半夏被问懵了,觉得伊可说得很有道理,一时之间竟然无言以对。
“那、那姑娘需要什么条件才能收下我?”半夏弱弱地问道,语气中带着一丝恳求。
伊可轻笑一声,说道:“嗯?小脑瓜还挺好使的嘛。”
半夏闻言,心中稍微松了一口气,看来还是有商量的余地。
可是接下来伊可的话却让她瞬间如坠冰窟,心凉透顶。
“你这算盘打得也太精了吧?什么卖身为奴,你这摆明了就是想拉我家主人给你当靠山的啊!”
半夏想要辩解,却发现自己一句话都说不出来。
事实确实如此。
当上花魁的时间并不算长,但她已经清楚地认识到,杀害她母亲的那些人根本就没有把她放在眼里。要不是有那块玉牌护身,她恐怕早就死了无数次了。
她想得太天真了,别说是报仇雪恨,恐怕就连想好好地活下去,都十分艰难。
伊可继续说道:“你不会以为送上一块不知道真假的玉牌,我家主人就得拿自己的性命来保护你吧?”

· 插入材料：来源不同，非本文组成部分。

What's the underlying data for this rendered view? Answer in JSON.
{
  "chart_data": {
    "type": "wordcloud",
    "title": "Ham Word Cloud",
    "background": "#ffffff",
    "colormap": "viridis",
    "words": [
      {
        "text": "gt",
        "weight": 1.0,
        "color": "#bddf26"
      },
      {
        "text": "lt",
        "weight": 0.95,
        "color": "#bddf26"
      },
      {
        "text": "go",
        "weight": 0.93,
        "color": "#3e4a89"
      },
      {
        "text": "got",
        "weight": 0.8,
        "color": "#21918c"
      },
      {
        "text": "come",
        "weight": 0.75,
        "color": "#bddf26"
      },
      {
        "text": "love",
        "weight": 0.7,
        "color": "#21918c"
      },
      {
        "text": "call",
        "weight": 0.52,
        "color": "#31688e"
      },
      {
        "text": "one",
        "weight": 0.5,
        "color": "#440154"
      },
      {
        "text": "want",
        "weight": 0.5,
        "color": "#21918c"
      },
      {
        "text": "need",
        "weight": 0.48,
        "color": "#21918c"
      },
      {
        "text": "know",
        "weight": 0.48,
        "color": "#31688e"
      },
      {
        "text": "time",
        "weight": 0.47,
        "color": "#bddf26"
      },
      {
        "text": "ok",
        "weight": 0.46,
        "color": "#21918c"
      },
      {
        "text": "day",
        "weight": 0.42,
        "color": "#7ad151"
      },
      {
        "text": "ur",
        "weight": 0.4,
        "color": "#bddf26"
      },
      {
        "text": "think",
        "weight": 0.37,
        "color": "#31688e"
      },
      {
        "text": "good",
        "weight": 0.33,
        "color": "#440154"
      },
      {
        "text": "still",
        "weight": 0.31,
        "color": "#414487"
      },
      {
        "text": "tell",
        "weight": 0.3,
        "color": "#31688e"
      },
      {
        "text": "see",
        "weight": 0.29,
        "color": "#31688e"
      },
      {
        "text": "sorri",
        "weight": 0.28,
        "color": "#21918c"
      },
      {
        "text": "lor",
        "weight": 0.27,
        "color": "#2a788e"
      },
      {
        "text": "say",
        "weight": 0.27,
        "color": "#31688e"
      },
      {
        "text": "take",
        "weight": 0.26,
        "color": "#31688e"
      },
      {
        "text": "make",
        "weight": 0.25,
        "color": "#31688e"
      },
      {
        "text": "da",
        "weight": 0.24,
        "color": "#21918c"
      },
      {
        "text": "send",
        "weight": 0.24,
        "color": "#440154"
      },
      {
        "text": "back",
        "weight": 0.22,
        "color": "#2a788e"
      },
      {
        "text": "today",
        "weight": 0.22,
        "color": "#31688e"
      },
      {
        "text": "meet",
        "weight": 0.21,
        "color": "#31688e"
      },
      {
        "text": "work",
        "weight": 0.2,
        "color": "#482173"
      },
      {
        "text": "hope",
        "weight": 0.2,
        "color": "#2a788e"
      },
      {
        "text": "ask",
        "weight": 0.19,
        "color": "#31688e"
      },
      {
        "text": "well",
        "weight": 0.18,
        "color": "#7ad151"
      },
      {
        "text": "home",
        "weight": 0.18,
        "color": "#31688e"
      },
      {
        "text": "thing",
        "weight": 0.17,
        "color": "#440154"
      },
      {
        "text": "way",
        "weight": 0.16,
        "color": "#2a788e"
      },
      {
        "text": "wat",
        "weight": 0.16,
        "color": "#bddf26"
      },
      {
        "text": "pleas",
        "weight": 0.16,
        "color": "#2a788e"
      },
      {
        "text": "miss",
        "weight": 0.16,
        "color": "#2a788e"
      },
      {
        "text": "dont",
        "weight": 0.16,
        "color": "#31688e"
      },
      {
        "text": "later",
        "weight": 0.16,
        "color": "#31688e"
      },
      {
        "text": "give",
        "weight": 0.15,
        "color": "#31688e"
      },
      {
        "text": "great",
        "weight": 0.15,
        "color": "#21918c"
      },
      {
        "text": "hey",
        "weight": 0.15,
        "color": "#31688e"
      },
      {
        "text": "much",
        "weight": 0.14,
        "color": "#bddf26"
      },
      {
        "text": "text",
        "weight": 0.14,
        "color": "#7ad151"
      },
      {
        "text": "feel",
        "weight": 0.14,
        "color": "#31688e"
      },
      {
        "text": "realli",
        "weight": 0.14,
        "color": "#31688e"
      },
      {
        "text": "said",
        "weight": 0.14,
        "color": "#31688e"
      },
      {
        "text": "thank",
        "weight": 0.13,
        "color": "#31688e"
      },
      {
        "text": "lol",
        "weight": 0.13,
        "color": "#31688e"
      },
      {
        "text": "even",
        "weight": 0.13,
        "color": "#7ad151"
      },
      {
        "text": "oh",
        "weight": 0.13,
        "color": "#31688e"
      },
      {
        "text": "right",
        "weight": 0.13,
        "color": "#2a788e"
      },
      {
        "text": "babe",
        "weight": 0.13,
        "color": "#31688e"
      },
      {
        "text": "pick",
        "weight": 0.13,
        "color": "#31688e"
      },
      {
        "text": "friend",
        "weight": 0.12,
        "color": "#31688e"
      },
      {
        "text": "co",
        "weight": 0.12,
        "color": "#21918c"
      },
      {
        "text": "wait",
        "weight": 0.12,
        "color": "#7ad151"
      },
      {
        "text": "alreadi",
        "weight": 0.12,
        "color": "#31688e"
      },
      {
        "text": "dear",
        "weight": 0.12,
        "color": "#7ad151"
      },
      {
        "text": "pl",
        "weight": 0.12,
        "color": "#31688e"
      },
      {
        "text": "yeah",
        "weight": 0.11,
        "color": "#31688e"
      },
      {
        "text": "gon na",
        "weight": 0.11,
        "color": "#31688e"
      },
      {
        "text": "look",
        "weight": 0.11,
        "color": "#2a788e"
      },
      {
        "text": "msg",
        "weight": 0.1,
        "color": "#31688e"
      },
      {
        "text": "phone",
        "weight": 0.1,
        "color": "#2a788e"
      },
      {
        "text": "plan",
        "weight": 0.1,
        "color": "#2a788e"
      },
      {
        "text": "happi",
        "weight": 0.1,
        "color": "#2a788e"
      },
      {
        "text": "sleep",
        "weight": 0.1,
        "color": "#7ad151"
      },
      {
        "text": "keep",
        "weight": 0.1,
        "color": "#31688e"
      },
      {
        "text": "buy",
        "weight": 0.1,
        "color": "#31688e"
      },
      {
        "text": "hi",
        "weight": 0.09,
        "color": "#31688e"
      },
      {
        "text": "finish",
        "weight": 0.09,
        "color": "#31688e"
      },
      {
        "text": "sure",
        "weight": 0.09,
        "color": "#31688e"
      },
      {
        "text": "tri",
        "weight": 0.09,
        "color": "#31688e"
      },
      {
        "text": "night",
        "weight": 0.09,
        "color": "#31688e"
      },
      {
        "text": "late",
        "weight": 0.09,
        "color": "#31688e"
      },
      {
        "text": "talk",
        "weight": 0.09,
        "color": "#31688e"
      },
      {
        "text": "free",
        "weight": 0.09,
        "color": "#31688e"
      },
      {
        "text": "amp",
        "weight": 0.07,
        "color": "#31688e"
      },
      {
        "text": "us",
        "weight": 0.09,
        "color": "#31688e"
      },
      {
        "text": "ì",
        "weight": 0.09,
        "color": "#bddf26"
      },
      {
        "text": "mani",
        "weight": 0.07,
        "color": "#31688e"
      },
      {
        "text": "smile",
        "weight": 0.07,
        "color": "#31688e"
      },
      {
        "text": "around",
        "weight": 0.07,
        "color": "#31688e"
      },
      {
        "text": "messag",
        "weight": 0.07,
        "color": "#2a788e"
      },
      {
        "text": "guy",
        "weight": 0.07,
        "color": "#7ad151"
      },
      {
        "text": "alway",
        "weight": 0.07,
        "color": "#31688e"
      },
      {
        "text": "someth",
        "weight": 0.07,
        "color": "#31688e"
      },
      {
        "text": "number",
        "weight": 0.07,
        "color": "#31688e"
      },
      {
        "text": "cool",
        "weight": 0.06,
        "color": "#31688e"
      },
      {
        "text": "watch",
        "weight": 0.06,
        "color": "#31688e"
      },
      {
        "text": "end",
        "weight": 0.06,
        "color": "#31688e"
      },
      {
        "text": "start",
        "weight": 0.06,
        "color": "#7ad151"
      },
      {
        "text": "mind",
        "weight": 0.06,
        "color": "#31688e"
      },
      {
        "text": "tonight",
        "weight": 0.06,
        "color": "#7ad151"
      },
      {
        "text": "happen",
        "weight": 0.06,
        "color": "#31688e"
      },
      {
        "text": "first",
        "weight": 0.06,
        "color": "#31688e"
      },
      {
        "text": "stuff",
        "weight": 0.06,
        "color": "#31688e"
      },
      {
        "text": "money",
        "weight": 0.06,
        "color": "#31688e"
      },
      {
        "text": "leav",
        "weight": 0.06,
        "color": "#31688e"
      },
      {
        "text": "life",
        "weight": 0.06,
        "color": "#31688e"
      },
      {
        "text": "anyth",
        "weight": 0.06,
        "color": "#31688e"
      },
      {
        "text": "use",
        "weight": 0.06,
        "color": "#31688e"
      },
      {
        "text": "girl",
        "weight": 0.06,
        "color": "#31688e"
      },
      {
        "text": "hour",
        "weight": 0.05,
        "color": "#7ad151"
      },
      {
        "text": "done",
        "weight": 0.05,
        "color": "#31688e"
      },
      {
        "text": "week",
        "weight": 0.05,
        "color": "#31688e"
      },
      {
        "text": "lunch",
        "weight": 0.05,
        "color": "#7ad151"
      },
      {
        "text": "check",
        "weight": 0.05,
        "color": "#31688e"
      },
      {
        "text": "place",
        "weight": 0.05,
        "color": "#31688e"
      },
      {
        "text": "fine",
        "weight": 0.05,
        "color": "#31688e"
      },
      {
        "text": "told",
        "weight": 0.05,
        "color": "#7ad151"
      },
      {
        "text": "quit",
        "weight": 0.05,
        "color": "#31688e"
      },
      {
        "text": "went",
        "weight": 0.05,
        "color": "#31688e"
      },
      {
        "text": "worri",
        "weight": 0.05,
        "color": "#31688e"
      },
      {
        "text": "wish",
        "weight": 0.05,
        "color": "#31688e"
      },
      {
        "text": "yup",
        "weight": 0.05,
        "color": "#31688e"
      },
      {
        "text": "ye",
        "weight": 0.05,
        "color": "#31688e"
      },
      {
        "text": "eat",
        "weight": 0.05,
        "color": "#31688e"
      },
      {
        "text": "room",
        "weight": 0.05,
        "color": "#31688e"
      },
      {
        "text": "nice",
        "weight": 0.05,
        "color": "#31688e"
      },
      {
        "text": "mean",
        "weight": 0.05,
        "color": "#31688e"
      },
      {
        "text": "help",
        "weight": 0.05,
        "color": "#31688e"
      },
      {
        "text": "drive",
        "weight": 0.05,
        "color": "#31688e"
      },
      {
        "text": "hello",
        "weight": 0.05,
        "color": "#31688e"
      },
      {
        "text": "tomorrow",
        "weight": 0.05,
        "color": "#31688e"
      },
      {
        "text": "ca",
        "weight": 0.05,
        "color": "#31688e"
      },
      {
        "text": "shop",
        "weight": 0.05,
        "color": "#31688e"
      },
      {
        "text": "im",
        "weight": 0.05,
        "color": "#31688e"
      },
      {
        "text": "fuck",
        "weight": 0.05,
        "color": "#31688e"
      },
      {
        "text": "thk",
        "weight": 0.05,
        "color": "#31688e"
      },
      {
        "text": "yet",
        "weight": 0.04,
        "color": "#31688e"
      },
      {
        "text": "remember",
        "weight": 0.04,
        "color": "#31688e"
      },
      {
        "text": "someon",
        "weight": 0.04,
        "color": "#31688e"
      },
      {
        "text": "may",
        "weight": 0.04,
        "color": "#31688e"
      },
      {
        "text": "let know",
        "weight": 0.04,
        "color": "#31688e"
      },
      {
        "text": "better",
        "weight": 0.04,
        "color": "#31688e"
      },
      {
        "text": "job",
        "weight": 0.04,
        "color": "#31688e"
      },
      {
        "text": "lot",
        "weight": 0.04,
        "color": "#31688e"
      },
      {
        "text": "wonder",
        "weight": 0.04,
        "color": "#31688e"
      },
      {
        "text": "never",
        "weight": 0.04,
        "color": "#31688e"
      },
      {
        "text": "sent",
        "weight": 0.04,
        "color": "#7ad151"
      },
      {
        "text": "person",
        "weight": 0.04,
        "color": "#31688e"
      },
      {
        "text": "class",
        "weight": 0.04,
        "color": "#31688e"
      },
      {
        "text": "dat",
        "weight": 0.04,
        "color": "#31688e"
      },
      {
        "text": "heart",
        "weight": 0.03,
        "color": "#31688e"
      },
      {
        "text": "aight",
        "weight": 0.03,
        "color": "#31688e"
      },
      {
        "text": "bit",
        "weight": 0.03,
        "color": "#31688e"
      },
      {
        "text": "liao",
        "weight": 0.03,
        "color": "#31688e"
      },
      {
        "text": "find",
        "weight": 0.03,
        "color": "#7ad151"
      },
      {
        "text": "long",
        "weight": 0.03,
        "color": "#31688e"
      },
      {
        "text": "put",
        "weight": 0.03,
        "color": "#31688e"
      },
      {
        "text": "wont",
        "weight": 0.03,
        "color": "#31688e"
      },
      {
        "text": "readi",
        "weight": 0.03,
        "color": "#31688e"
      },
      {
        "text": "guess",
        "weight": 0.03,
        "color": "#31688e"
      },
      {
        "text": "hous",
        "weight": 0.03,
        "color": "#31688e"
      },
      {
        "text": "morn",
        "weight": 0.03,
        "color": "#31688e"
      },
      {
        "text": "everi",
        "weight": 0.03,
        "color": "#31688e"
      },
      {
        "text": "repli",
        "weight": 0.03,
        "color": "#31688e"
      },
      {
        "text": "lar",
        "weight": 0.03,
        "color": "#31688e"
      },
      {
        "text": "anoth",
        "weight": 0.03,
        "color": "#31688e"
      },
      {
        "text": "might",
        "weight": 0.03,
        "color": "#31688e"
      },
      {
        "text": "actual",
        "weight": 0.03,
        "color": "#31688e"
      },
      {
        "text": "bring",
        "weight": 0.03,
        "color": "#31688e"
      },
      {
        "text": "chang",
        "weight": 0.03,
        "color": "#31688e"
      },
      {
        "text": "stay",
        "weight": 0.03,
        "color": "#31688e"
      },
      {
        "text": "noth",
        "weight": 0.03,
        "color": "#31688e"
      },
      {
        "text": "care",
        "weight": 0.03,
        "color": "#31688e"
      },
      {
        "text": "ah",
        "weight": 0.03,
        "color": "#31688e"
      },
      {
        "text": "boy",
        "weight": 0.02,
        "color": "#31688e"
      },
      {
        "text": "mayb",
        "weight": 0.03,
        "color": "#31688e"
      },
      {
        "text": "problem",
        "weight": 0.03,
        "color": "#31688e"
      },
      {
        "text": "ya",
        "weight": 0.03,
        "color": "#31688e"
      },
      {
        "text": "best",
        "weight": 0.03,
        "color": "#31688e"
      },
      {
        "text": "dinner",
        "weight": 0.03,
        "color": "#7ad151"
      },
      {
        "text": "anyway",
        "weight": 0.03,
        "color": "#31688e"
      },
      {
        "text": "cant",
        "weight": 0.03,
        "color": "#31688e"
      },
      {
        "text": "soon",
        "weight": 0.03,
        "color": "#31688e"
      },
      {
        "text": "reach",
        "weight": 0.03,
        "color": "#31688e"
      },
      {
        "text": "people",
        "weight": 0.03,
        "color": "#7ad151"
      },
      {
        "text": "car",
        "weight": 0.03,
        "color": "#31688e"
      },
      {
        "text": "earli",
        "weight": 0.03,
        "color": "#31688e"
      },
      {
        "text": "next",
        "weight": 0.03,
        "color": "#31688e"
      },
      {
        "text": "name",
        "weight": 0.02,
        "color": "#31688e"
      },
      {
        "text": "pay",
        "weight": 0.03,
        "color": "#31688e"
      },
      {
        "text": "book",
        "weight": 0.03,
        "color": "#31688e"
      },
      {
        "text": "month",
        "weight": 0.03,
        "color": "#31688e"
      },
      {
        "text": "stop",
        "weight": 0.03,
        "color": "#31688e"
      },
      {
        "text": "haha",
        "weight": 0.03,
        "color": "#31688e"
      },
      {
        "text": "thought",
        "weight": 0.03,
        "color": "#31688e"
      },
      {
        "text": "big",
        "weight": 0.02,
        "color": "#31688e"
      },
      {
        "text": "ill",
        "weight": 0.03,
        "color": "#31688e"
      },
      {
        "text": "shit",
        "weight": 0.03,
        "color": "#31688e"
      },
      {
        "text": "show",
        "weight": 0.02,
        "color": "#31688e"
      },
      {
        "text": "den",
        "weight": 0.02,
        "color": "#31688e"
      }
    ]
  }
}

半夏被伊可的话说得有些委屈,抬起头,眼眶微红地看着我,轻声说道:“姑娘,我、我不是……”
“不是什么?”伊可根本不给她诉苦的机会,语气强硬地打断了她的话,
“我家主人也不是不能让你依靠,但是,除了那块玉牌,你再好好想想,你还有什么值得我家主人这么做的?”
半夏咬了咬嘴唇,沉默了半晌,然后从怀里小心翼翼地摸出一张纸贴。
“这是我的黄籍文书,只要姑娘肯收下半夏,半夏以后生是姑娘的人,死了也是姑娘的鬼!”
这才有那么一点卖身为奴的真情实意。
伊可也不客气,直接接过黄籍文书,同时伸手薅了两根半夏的头发。